Gerhard Richter

Zerynthia, Associazione Per L'Arte Contemporanea

This show of new, never-before-exhibited works by Gerhard Richter inaugurated a new international cultural space in Rome, sponsored by the Cassa di Risparmio di Puglia. The show consisted of seven large paintings, one small photograph retouched with paint, and a sphere of polished aluminum, placed on the floor, and was entitled “Montagne” (Mountains). Richter’s interest in this natural occurrence (distant, majestic, and in a certain sense already a “painting in itself”) has become a regular feature of his work since his 1981 series of Swiss mountain landscapes.

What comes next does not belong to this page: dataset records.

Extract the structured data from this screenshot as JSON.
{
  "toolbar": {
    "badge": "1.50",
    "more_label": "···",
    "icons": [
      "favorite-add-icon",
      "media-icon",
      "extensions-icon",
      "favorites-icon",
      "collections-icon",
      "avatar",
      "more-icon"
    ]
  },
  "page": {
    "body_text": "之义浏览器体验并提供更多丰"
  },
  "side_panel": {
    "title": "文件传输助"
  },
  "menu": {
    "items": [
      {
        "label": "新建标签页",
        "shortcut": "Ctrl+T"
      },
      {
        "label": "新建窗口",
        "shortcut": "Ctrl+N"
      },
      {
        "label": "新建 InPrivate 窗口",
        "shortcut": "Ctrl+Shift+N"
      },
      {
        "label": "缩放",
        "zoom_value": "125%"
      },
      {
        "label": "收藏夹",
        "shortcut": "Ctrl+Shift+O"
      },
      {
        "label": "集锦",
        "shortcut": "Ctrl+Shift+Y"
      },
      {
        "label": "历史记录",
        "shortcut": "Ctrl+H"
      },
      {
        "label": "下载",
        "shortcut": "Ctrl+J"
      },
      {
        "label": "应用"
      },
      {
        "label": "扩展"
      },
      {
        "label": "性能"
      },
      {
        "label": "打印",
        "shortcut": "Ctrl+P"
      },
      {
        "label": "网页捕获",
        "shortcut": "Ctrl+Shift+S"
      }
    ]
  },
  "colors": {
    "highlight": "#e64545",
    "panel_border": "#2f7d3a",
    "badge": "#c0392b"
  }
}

The seven paintings, created specifically for this exhibition, employ the same technique as Richter’s series, “Abstrakte Bilder” (Abstract paintings, begun in 1976). The image is actually constructed: Richter uses a spatula to apply the color to the canvas, creating one layer over another, but at the same time he scrapes away and removes the paint from some of the surface areas. The rhythm that supports this technique is based on this double operation of accumulation and subtraction, stratification and diminution. The process by which these paintings slowly come to light—Richter often spends months on a single canvas—is fully and immediately clear in the image. All the later phases of his technical procedure are resolved on the supporting place.

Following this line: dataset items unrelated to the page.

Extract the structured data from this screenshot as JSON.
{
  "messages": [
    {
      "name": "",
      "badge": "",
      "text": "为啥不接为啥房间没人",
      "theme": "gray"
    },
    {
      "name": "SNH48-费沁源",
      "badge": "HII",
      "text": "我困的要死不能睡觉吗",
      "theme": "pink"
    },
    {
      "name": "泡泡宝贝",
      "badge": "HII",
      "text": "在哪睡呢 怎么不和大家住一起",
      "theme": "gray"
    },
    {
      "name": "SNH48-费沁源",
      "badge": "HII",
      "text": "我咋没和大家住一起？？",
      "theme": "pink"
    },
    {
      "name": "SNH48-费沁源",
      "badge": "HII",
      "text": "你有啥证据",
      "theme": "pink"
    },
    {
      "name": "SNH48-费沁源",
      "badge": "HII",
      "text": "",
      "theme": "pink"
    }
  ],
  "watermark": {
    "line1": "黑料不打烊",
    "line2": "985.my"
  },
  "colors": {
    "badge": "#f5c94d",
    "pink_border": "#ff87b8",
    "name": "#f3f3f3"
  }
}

The mountains of the show’s title are evoked by the small photograph “corrected” by some white, milky brushstrokes that invade the image. They are also recalled by the vertical stripes that punctuate the paintings’ surfaces, giving a sense of majesty, of severity, of indifference to what surrounds them. The magma of superimposed colors (a sort of cool informal painting, completely nonexpressionist, nonpsychological, but seen through the lens of a camera), the blotches, the abrasions, the brush and spatula strokes thus acquire a sort of iterative order, that of a geometric cage. This movement toward a certain formal absolute was stressed by the presence of the shiny aluminum sphere located on the floor, a symbol of ideal, Platonic perfection. Thus the paintings occupy an area—both technical and mental—characterized by control and chance, by the verification of a methodology, and an openness to the aleatory dimension of creation. In his entire oeuvre, which now stretches over a thirty year span, Richter has always been interested in the objectivity of the photographic medium, in the mechanical rendering of reality.

These canvases have the optical sheen of a photograph; the chromatic magma that surfaces in the image seems to be kept at a distance. Yet at the same time, Richter has the capacity to make us feel what it’s like to be within the paint, to experience that stratification and progressive, controlled removal of stains, abrasions, signs, and chromatic “events.” It is as if we ourselves, the viewers, were part of it, as if we, apparently contemplating from without, had participated in the work’s formation. It is as if the very phenomena that occur in reality are not simply arranged “in front of” us, but pass right through us, in a continuous, transforming flow of concrete presences and of mental projections. With these paintings, Richter is also referring to a type of philosophical or at least conceptual reflection which deals with the meaning of vision, of the very act of seeing, with the optical relationship that we establish with the outer world.